World first research exposes alarming findings regarding the mental health of Australian entertainment industry workers.

Entertainment Assist and Victoria University have today released a report exposing serious health and wellbeing concerns for people working in the Australian entertainment industry.

While industry professionals love their work, and are passionately committed to their creativity, the Report found that many have difficulty coping with competitive, toxic work environments, while long, anti-social working hours and low incomes also take a toll.

The report, titled Working in the Australian Entertainment Industry: Final Report found that suicide attempts are more than double the general population, while members of road crews contemplated suicide almost nine times more than the general population over the last year. Indicators of moderate to severe anxiety are 10 times higher, while symptoms of depression are five times that of the general population.

With 43.1 percent of entertainment industry employees working in the evenings and 41.9 percent working weekends, sleep disorders are high. The report found that 44 percent of entertainment industry workers don’t get enough sleep, and suffer sleep disorders at a rate seven times higher than the general population.

Low income levels are also a factor with 35 percent of all industry workers earning less than $20,000 a year. Meanwhile, as many as 63 percent of performers, 28 percent of support workers and 20 percent of technicians/crew earn less than the Australian minimum wage of $34,112. Many also reported toxic work environments where they have to deal with competition, bullying, sexual assault, sexism and racism.

The Report follows in-depth interviews with 36 professionals followed by an online survey of 2904 entertainment workers across all sectors of the industry: performers, producers, sound and lighting technicians, roadies and crew.

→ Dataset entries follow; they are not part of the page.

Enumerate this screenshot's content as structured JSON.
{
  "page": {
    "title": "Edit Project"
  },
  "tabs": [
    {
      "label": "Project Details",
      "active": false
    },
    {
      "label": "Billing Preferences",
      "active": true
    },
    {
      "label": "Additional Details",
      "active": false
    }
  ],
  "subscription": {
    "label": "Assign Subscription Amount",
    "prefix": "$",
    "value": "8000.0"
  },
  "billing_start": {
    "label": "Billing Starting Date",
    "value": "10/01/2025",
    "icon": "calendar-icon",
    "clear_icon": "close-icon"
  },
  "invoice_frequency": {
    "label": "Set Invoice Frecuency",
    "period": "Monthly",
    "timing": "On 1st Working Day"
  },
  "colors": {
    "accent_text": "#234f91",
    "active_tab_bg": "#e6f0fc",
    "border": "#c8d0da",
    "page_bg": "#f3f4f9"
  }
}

“These findings strongly suggest the entertainment and cultural industry is in severe distress, and in urgent need of early prevention and intervention programmes to reduce the impacts of those with health and wellbeing problems and to prevent new occurrences,” said Professor Adrian Fisher, Head of Psychology, College of Arts, Victoria University.

The Report offers a number of key recommendations to address the alarming findings, and address the health and wellbeing of Australia’s entertainment industry workers.

Entertainment Assist is a health promotion charity established to raise awareness about mental health in the Australian Entertainment Industry. It will use the findings of the Report to advocate for generational change. This will include “the provision of tailored mental health training, educating industry workers to take care of self and support their peers, and encouraging industry employers to actively support the mental health and wellbeing of employees.”